I'm aware that results don't mean a thing if the bedrock they are built on (statistical analysis, methods, materials, etc.) aren't supported and lack validation and verification. And I chose not to focus on that because I had a different set of reasons to approach the research the way I did:

1) To build a bridge for other Lyme patients between what they are reading via Lyme sites all the time and something they possibly are not, in terms of related research.
2) To get them to consider questioning parts of the research they are generally handed without any commentary at all.
3) To use this as a starting example that will be drawn upon later to discuss how to evaluate a research-related publication. ( I could have done that here, but I decided to do it later once my audience knew they could be reading about Dr. Sapi's work on the site and I have yet to find a good specific direct comparison paper.)
4) This came later: As a sort of bookmark to myself to remind me about this patent because I'm curious about it and want to see if it bears mentioning later.

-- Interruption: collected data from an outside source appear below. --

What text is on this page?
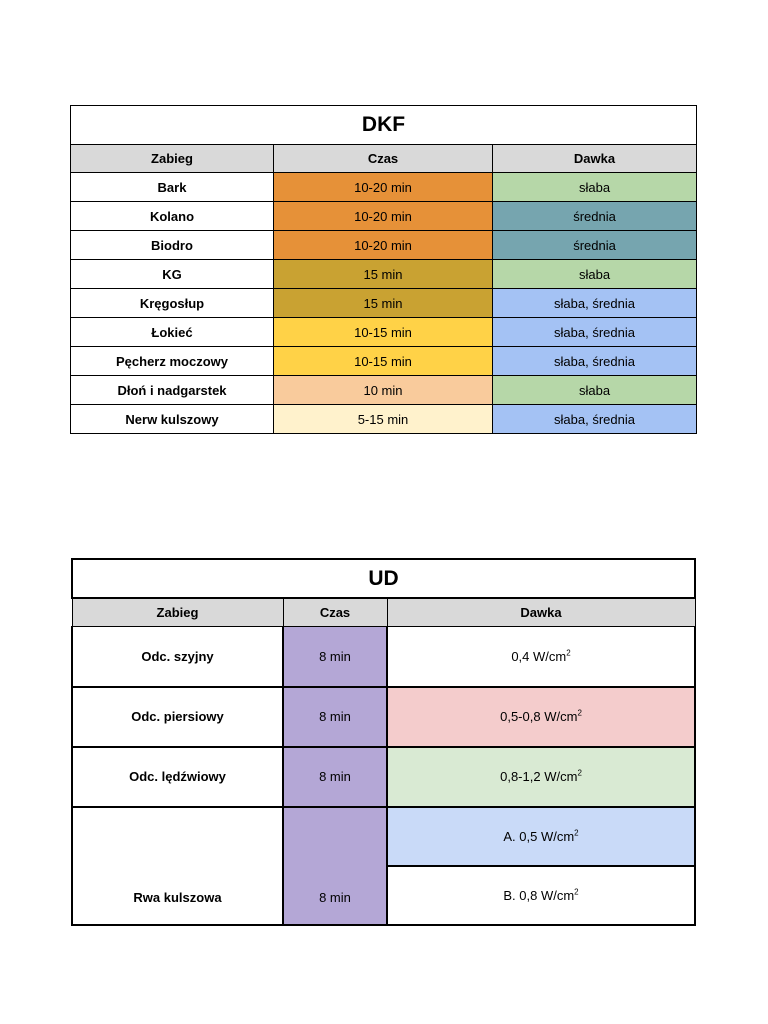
DKF		
Zabieg	Czas	Dawka
Bark	10-20 min	słaba
Kolano	10-20 min	średnia
Biodro	10-20 min	średnia
KG	15 min	słaba
Kręgosłup	15 min	słaba, średnia
Łokieć	10-15 min	słaba, średnia
Pęcherz moczowy	10-15 min	słaba, średnia
Dłoń i nadgarstek	10 min	słaba
Nerw kulszowy	5-15 min	słaba, średnia
UD		
Zabieg	Czas	Dawka
Odc. szyjny	8 min	0,4 $W/cm^2$
Odc. piersiowy	8 min	0,5-0,8 $W/cm^2$
Odc. lędźwiowy	8 min	0,8-1,2 $W/cm^2$
Rwa kulszowa	8 min	A. 0,5 $W/cm^2$
		B. 0,8 $W/cm^2$
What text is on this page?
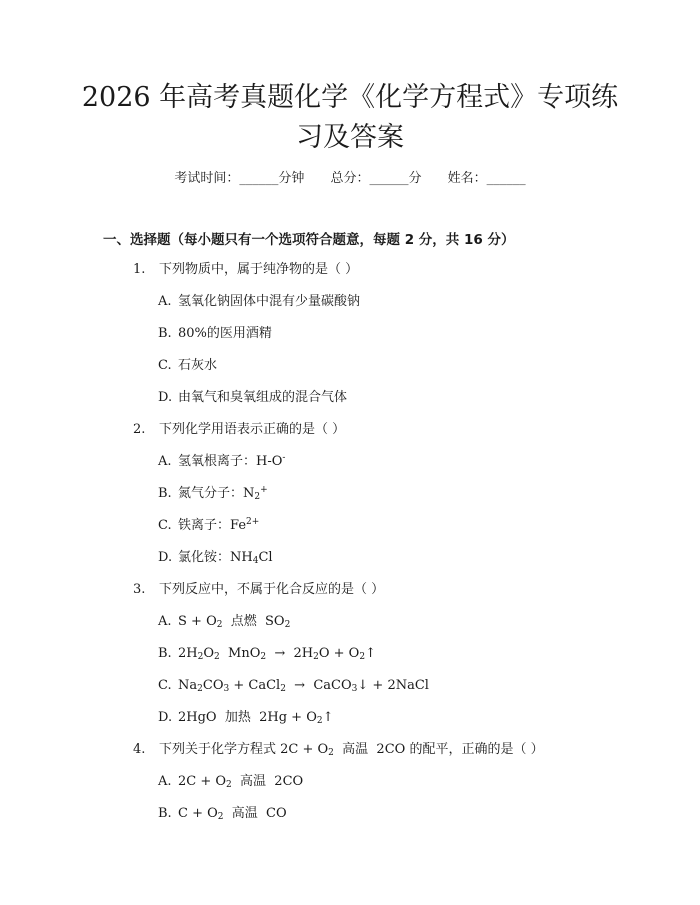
2026 年高考真题化学《化学方程式》专项练
习及答案
考试时间：______分钟 总分：______分 姓名：______
一、选择题（每小题只有一个选项符合题意，每题 2 分，共 16 分）
1. 下列物质中，属于纯净物的是（ ）
A. 氢氧化钠固体中混有少量碳酸钠
B. 80%的医用酒精
C. 石灰水
D. 由氧气和臭氧组成的混合气体
2. 下列化学用语表示正确的是（ ）
A. 氢氧根离子：H-O-
B. 氮气分子：$N_2^+$
C. 铁离子：$Fe^{2+}$
D. 氯化铵：$NH_4Cl$
3. 下列反应中，不属于化合反应的是（ ）
A. $S + O_2$  点燃  $SO_2$
B. $2H_2O_2$  $MnO_2 \to 2H_2O$ + $O_2↑$
C. $Na_2CO_3$ + CaCl$_2$  →  CaCO$_3$↓ + 2NaCl
D. 2HgO  加热  $2Hg + O_2↑$
4. 下列关于化学方程式 $2C + O_2$  高温  2CO 的配平，正确的是（ ）
A. $2C + O_2$  高温  2CO
B. $C + O_2$  高温  CO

It's a stepwise approach. I don't expect all Lyme patients will want to read about any research I post in the first place.

At baseline, some people simply won't be interested in reading anything unless it answers the question, "How can this benefit me and stop me from feeling so sick?" Because that is what most of us are seeking: relief from persisting symptoms, whatever the cause is.

Frankly, on a different note... I'm still wondering about Sapi in general, and her whole track record. How familiar are you with her earlier research, pre-Lyme disease research?